Hunter Newsome, left, and Mary Kate Tipton take part in the play Pecos Bill and the 7 Habits Ranch at Morrilton Elementary School. It was part of a program based on Stephen Covey’s book The Seven Habits of Highly Effective People. The program, The Leader in Me, is designed to teach students leadership skills.

When first-graders talk about being proactive and making good choices, Morrilton Elementary School Principal Sharon Wilson said she knows a new leadership program is working.

“We are a Leader in Me school,” Wilson said, noting the elementary school’s status, along with Morrilton Primary School.

The Leader in Me program applies principles from the late Stephen Covey’s book The 7 Habits of Highly Effective People.

“One of my Facebook friends said her son, a first-grader, said, ‘Mom, we’ve got to be proactive and get our trash picked up before we can go out and play,” Wilson said. “Our kids know the language.”

Third-grader Hunter Newsome, 9, said the habits students are learning could be “very effective in your life and help you even when you’re older.

“Like putting first things first, … if you’ve got something really important, like a research paper, do that first instead of something that’s not for a grade.”

Wilson said the idea to implement the program was brought to the district’s attention by community leaders.

“Morrilton has a big group of people who want to improve this community,” Wilson said.

Their focus is on economic development, she said, because of plant closings that have occurred in the community.

“Back a year ago, some community members heard about The Leader in Me schools,” Wilson said.

She said they had read Covey’s book of the same name.

Wilson said the Morrilton residents approached the South Conway County School District superintendent about the program.

The district applied and received a Leader in Me grant, also receiving private funding from the South Conway Public School Foundation.

“They are wonderful to us,” Wilson said.

Sarah Ryals, treasurer of the foundation board, said $30,000-plus was given to the two schools, funded through the Nathan and Virginia Gordon Endowment.

It’s a five-year commitment, Wilson said.

Ryals said the leadership program is “awesome.”

“I think it’s awesome for school and at home,” Ryals said. “I think it makes a big difference, and I think it makes [the students] more responsible, which we need.”

In summer 2012, the staffs of Morrilton primary and elementary schools trained on the seven habits, she said.

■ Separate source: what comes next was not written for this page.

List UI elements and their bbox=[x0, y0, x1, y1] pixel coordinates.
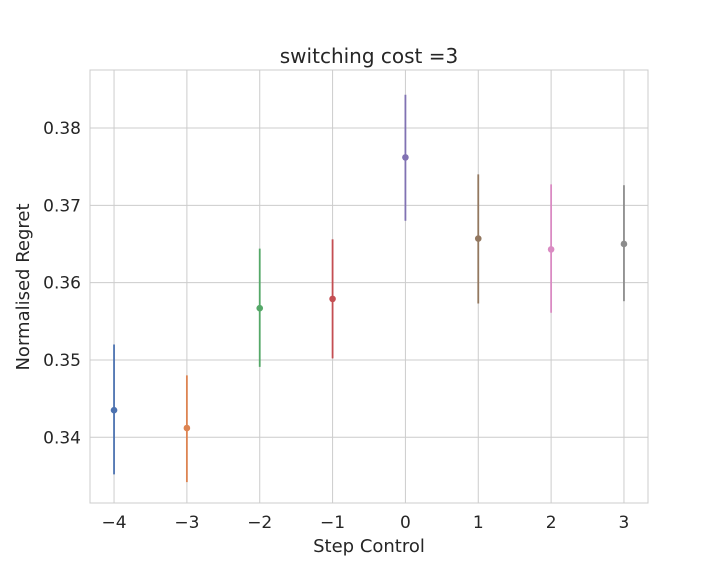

“We thought it was stuff to learn to do for the school, but it was getting it in us so when we came back to school, we could teach it to kids,” she said.

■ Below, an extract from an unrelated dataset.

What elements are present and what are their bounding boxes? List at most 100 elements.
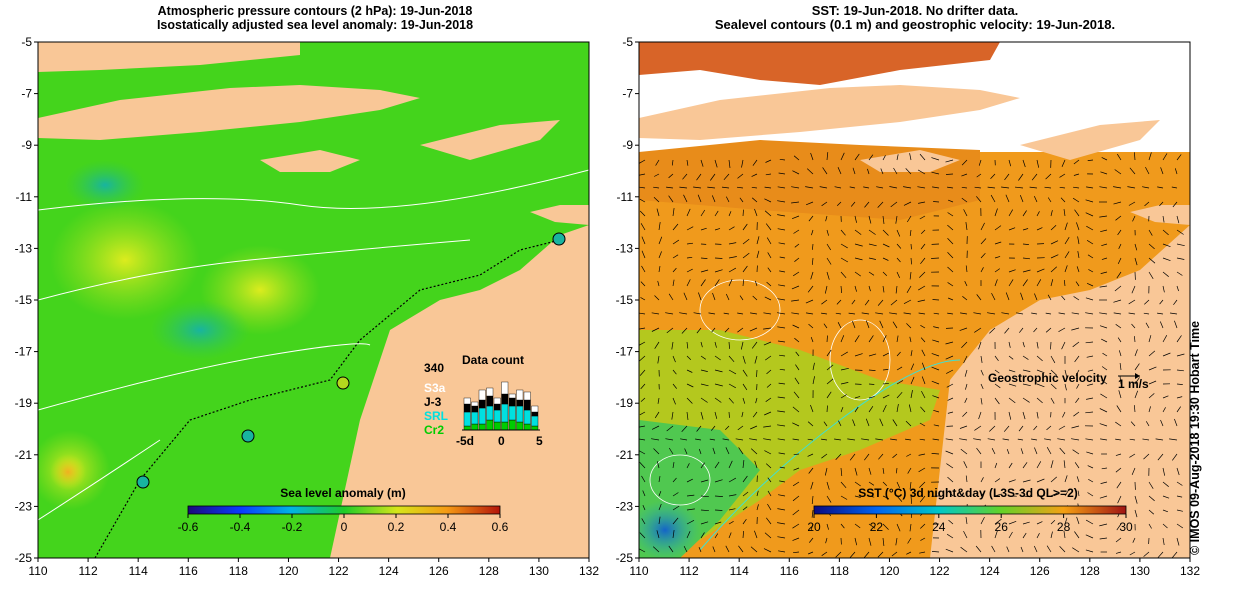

“This year, we started out talking about the seven habits. We decorated the school some, put some posters up, did some cosmetic things saying, ‘You can be a leader,’” she said.

“Our kids know the language,” she said. “We talk about thinking win-win — how can we fix this situation?”

Wilson said that during a kickball tournament last week, she was talking to a teacher about a situation. She opened the door to step out, and two little girls rushed by her.

“They were almost running,” Wilson said. “A little boy said, ‘Now, y’all shouldn’t be running in this building — it’s not safe.’”

That student had been in her office more than once for discipline problems.

Wilson called his mother to brag on him.

“He truly stepped up to say, ‘That’s not safe.’”

The point of being a leader and doing the right thing can be made in many ways, Wilson said.

Another proud moment, Wilson said, was when she and other staff members took student ambassadors to the University of Arkansas Community College at Morrilton.

Wilson said an admissions counselor asked the students what they could do to ensure that they were ready for college.

“One of them said, ‘Well, you can be proactive and make good choices.’ Another one said, ‘You’ve got to begin with the end in mind.’

“They were having major conversations with her.”

Wilson said the UACCM counselor was impressed, and the educators were beaming with pride.

On May 24, Morrilton Elementary School held an event to show visitors the program.

It included a play — Pecos Bill and the 7 Habits , classroom visits to see leadership in action and a performance of the Mighty Pup Singers.

Wilson said district officials want to expand the program.

“We are looking to move the Leader in Me Initiative up to the Morrilton Intermediate campus so students who are here now will have that in their future,” she said.

Ryals said the foundation board has approved funding The Leader in Me program at the intermediate school, regardless of whether the district receives another grant.

“We’ll be funding all of it or a portion of it,” she said.